Icone moins de 18 ans.

Quel est votre objectif avec ce livre au sujet ambitieux car sensible, et avec ce format ?

 

 

 

Bonjour,

Ce livre répond à 3 objectifs. Le premier est de répondre à des demandes très nombreuses de personnes qui cherchent des réponses soit pour devenir plus performantes et impressionner leur partenaire, soit pour corriger des problèmes d’ordre physiologique afin de mieux vivre leur sexualité.

Le second objectif est de pouvoir apporter au public, pour la première fois, un manuel complet, purement technique, et avec une structure optimisée pour mémoriser facilement et rapidement les informations afin d’être opérationnel et performant immédiatement après sa lecture. Sa conception est unique dans les livres sur le sexe.

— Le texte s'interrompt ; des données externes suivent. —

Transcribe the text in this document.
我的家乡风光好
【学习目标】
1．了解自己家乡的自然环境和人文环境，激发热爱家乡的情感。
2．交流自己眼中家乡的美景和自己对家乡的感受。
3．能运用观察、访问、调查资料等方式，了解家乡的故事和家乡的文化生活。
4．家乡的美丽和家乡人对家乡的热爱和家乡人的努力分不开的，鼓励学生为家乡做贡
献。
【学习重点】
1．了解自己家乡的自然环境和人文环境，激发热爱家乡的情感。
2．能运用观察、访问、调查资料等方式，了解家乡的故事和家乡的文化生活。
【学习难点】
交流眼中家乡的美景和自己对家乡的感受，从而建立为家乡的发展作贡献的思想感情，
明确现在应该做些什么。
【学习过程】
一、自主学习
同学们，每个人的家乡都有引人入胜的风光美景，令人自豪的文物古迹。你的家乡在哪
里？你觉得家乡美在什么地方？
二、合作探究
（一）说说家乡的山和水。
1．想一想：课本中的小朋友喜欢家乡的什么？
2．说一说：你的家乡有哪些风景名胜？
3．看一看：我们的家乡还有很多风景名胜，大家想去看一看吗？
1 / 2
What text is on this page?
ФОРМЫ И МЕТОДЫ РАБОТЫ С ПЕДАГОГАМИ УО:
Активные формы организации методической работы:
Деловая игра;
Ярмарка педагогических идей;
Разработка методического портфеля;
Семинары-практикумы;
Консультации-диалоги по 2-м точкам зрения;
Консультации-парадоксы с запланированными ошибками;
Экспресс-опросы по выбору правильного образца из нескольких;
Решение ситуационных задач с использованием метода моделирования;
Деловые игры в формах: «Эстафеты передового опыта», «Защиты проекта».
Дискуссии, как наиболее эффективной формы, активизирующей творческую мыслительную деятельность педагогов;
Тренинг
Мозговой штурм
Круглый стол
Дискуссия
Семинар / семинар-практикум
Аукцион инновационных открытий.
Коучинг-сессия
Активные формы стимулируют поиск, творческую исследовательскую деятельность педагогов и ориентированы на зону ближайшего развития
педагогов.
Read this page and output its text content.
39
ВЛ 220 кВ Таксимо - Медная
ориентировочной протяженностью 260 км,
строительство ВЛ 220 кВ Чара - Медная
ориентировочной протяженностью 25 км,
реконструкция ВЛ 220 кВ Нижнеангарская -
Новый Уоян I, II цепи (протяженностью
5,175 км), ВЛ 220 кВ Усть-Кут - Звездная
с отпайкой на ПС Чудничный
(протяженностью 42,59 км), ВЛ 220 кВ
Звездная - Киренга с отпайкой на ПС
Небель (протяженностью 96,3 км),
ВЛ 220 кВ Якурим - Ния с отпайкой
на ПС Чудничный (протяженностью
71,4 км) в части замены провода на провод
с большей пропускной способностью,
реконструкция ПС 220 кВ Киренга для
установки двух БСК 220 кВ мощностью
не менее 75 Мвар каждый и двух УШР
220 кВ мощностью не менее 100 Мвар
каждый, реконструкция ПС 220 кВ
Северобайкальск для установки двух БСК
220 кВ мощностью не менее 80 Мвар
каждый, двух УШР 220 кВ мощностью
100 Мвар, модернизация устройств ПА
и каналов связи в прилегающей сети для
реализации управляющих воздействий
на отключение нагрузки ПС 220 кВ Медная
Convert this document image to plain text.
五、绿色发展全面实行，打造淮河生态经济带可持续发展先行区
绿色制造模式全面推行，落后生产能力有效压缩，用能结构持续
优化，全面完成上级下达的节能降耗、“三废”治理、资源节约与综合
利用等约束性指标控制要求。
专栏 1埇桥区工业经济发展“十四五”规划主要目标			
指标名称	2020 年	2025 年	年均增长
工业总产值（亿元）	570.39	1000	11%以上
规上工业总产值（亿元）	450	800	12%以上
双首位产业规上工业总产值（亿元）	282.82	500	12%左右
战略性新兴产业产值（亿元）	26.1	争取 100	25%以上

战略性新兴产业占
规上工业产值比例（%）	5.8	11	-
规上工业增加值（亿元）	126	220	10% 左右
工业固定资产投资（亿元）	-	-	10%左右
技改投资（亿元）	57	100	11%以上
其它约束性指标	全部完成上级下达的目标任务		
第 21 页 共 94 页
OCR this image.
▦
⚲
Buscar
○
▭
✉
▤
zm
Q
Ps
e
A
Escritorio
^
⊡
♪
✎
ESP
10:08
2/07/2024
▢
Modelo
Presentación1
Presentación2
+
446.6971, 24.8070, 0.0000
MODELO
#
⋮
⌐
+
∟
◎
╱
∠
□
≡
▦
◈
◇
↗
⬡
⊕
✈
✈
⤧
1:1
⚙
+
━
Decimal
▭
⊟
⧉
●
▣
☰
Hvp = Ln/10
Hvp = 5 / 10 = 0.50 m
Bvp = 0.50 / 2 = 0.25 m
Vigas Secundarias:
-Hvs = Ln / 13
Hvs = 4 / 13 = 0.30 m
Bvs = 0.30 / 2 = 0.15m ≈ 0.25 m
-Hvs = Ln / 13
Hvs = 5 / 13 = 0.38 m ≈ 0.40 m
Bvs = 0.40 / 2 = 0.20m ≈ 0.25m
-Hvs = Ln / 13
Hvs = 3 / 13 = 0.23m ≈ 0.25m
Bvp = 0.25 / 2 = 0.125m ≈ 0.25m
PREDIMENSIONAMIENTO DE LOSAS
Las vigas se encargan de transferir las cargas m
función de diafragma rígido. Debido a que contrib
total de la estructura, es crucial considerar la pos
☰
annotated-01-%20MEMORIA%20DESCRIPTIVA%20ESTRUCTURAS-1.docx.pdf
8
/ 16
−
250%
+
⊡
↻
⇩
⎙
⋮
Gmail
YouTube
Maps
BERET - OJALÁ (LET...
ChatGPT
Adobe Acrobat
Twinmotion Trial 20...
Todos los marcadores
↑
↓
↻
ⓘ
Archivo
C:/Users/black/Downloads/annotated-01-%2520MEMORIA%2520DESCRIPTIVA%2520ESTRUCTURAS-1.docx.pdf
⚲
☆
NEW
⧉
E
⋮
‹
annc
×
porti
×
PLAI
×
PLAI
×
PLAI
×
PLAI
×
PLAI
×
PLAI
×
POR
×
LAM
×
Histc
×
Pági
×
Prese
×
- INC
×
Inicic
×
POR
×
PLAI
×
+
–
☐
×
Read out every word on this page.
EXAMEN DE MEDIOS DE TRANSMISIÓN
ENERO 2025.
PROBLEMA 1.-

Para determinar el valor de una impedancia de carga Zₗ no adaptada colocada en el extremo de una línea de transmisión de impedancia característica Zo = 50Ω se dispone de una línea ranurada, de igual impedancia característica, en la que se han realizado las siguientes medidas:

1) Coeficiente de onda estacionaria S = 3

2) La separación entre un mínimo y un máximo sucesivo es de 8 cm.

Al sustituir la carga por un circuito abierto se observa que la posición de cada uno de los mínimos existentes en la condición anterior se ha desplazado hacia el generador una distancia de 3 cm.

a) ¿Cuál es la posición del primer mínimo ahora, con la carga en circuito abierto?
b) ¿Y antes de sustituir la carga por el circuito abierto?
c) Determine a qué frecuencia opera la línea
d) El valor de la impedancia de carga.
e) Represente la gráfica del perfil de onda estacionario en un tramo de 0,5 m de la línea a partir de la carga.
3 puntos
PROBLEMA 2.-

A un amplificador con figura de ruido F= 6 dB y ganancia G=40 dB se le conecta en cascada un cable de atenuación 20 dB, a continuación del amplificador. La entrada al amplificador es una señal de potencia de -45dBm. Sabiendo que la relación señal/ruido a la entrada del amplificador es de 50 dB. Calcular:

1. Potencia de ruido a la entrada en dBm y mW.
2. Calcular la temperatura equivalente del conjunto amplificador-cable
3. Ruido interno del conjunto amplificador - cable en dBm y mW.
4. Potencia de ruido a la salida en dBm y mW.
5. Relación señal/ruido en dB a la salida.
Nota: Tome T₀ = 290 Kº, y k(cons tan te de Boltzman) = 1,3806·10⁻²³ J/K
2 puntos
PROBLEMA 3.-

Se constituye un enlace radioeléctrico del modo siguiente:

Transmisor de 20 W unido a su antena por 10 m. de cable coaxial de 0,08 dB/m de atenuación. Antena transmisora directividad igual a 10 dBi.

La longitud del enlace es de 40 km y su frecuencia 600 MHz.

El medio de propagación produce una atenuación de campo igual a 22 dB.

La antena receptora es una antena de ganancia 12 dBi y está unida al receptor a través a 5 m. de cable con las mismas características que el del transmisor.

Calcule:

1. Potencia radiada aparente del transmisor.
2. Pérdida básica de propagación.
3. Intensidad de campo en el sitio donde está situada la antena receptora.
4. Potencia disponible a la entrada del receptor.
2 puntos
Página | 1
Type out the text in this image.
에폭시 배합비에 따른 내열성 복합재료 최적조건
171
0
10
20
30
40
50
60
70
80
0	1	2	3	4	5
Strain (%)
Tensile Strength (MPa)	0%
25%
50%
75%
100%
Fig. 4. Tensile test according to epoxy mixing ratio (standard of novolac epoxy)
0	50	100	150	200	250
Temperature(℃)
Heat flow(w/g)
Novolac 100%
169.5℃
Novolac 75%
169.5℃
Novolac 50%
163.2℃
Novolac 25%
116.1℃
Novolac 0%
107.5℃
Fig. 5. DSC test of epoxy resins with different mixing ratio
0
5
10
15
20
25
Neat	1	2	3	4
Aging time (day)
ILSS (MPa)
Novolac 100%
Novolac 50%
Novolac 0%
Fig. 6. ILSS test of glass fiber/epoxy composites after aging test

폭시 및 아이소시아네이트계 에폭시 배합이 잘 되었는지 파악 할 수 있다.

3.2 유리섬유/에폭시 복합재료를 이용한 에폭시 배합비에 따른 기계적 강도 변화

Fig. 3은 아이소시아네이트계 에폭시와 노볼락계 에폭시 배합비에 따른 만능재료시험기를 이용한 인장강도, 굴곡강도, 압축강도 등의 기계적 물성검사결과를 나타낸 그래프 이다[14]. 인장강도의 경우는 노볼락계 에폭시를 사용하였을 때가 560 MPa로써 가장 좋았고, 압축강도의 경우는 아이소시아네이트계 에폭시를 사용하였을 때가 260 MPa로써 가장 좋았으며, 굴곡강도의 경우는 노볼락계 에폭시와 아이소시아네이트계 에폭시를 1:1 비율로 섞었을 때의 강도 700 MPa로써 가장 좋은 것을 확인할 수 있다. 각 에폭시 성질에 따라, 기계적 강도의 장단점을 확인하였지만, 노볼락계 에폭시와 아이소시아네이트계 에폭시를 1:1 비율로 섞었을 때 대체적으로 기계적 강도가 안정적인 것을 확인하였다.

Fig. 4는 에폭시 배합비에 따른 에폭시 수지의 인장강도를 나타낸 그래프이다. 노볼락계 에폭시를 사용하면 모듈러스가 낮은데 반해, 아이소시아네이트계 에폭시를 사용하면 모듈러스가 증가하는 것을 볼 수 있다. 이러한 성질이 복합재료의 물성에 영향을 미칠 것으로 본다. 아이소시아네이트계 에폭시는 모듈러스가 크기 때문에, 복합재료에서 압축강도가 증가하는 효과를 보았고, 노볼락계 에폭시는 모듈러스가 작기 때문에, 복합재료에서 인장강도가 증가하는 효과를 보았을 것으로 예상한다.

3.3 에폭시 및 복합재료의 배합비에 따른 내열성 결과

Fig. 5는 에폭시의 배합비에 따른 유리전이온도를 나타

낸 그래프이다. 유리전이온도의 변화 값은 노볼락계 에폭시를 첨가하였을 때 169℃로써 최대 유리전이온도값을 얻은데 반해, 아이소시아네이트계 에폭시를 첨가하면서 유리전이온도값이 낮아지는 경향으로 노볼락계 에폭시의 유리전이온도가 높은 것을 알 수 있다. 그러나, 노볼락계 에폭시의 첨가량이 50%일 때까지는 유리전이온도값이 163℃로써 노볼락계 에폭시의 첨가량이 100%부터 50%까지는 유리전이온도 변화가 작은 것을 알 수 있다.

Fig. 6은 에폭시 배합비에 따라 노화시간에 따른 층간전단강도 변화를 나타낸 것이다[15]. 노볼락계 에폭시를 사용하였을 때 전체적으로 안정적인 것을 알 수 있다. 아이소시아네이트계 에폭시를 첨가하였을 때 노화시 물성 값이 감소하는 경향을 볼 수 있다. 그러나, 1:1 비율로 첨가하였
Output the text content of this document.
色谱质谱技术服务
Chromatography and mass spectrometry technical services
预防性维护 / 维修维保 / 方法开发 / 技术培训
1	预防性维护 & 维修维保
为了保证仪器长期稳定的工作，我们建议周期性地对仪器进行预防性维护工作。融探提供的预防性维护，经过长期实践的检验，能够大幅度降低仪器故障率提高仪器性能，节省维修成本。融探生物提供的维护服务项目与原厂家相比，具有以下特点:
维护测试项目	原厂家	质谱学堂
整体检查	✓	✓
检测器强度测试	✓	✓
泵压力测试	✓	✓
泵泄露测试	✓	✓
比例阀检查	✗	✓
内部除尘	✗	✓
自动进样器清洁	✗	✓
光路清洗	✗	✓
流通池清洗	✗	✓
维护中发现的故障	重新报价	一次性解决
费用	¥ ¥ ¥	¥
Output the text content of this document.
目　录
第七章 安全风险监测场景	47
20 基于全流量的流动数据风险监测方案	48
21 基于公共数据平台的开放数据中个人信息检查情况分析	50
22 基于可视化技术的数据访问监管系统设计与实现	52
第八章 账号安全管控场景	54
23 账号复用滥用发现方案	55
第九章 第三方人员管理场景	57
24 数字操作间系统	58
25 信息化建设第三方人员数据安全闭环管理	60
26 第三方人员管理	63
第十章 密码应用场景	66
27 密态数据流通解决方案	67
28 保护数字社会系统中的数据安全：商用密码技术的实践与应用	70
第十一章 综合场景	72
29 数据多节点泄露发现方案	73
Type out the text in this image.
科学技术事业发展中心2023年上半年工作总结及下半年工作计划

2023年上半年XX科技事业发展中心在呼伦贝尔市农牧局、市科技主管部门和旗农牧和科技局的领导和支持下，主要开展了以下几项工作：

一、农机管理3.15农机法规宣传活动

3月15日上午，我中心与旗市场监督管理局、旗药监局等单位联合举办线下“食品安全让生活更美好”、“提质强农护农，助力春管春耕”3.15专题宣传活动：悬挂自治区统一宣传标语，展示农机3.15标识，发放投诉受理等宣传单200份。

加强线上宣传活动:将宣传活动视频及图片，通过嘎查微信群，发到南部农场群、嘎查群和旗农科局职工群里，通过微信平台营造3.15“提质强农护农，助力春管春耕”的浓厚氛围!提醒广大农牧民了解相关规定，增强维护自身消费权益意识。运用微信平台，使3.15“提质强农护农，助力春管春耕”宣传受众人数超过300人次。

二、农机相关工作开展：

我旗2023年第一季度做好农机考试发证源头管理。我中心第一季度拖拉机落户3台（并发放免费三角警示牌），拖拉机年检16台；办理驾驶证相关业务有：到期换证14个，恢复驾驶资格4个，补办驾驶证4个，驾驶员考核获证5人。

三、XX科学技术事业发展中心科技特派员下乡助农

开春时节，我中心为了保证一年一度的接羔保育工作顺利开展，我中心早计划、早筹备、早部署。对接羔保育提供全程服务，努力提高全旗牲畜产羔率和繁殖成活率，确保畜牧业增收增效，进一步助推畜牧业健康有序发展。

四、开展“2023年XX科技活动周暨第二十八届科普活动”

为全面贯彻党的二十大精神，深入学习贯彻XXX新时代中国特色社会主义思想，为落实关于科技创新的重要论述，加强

Le troisième et dernier objectif de ce livre est de rétablir une certaine vérité autour de la sexualité, car mes observations sur le terrain étaient presque toutes à l’opposé des conseils prodigués par la plupart des professionnels qui traitent de sexe tels que les Sexologues, Coachs spécialisés, YouTubeurs, journalistes, acteurs et actrices porno, etc. Dans le secteur de l’information sur le sexe, je n’ai constaté que des prétendus spécialistes donner des infos mauvaises ou incomplètes soit car ils n’ont aucune expérience conséquente dans le sexe, soit car ils ont seulement une expérience avec des professionnels du porno et non des personnes de la vie normale. Sans oublier tous les escrocs qui font de la désinformation pour diverses raisons idéologiques, et ceux qui vendent des produits inefficaces pour résoudre les troubles sexuels lorsque ceux-ci peuvent être la grande partie du temps résolus avec des connaissances adéquates sur le fonctionnement du corps.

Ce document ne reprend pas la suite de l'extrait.